McCarthy pleads with Republicans to stop infighting: 'Congress is not junior high'

Minority Leader Kevin McCarthy (D-Calif.) answers a question during his weekly press conference on Thursday, November 18, 2021.
Minority Leader Kevin McCarthy (D-Calif.) answers a question during his weekly press conference on Thursday, November 18, 2021.


House Minority Leader Kevin McCarthy (R-Calif.) on Wednesday pleaded with Republicans to stop attacking each other as they keep getting mired in nasty personal fights, admonishing them that "Congress is not junior high."

During a closed-door meeting with rank-and-file Republicans, McCarthy said that the intraparty squabbles among a handful of Republicans - primarily between the far-right flank and more moderate members - weren't helpful for the GOP as they seek to win back the majority in 2022.

While "99 percent were doing the right thing," McCarthy said, he urged the remaining 1 percent of his GOP conference to stop the infighting and to quit talking publicly about a Speaker's race that is more than a year away, according to a source in the room.

McCarthy did not name any names in the meeting, but his remarks appeared to be aimed at conservative rabble rousers like Reps. Marjorie Taylor Greene (R-Ga.) and Matt Gaetz (R-Fla.), who have said McCarthy doesn't yet have the votes within the GOP conference to be Speaker if they win the House majority.

His comments generated audible grumbling from a trio of Trump loyalists - Greene, Gaetz and Rep. Lauren Boebert (R-Colo.) - who were sitting together in the meeting, according to a GOP lawmaker.

"Congress is not junior high," McCarthy admonished his members, adding that Republicans had a higher calling in Washington and that they have a chance in next year's midterms to change the world.

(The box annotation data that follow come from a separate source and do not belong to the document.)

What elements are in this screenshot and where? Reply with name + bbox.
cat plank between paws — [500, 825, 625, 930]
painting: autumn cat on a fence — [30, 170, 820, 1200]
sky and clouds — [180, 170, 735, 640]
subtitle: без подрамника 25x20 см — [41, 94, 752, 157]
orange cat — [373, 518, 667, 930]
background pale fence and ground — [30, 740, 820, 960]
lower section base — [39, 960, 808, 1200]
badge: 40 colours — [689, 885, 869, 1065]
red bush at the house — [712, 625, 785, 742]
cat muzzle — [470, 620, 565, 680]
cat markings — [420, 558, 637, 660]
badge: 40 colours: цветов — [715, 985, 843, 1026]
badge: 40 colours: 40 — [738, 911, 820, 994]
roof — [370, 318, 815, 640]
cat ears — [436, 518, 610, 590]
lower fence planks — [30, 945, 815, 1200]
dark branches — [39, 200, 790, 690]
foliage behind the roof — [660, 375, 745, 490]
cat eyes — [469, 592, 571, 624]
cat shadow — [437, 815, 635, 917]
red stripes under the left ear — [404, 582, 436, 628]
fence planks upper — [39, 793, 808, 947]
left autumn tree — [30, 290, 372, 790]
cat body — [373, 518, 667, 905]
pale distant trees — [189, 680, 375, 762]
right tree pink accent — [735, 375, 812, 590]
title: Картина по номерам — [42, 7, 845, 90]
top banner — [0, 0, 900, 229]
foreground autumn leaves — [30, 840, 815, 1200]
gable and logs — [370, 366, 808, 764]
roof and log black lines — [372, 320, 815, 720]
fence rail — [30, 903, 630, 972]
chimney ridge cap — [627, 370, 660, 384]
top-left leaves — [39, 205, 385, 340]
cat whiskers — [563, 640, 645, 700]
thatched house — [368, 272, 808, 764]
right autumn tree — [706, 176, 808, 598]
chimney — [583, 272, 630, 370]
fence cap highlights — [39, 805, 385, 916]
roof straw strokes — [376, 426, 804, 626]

Republicans only have to flip five seats to win the House majority in next year's elections. But they've remained mired in infighting in recent weeks despite efforts to focus on messaging against Democrats' social spending and climate package.

The latest flareup came on Tuesday, when Greene and Rep. Nancy Mace (R-S.C.) spent much of the day launching personal attacks at each other via Twitter.

The fight began when Mace said during a CNN interview over the weekend that she condemned Islamophobic comments from Boebert suggesting that Rep. Ilhan Omar (D-Minn.), one of the first Muslim women elected to Congress, could be a terrorist.

Mace's comments drew the ire of Greene, who tweeted that the first-term South Carolina lawmaker is "the trash in the GOP conference."

Mace fired back - using bat, excrement and clown emoji - that Greene was "batshit crazy."

McCarthy has repeatedly tried to tamp down fires within the House GOP conference over the past few weeks, to limited avail.

Two weeks ago, McCarthy tried to quash a push from some far-right members to take away committee assignments from the 13 House Republicans who voted with Democrats for the bipartisan infrastructure bill.

That came the same week that two Republicans, Reps. Adam Kinzinger (Ill.) and Liz Cheney (Wyo.), voted with Democrats to censure Rep. Paul Gosar (R-Ariz.) and remove him from committees for posting an edited anime video that depicted him killing Rep. Alexandria Ocasio-Cortez (D-N.Y.).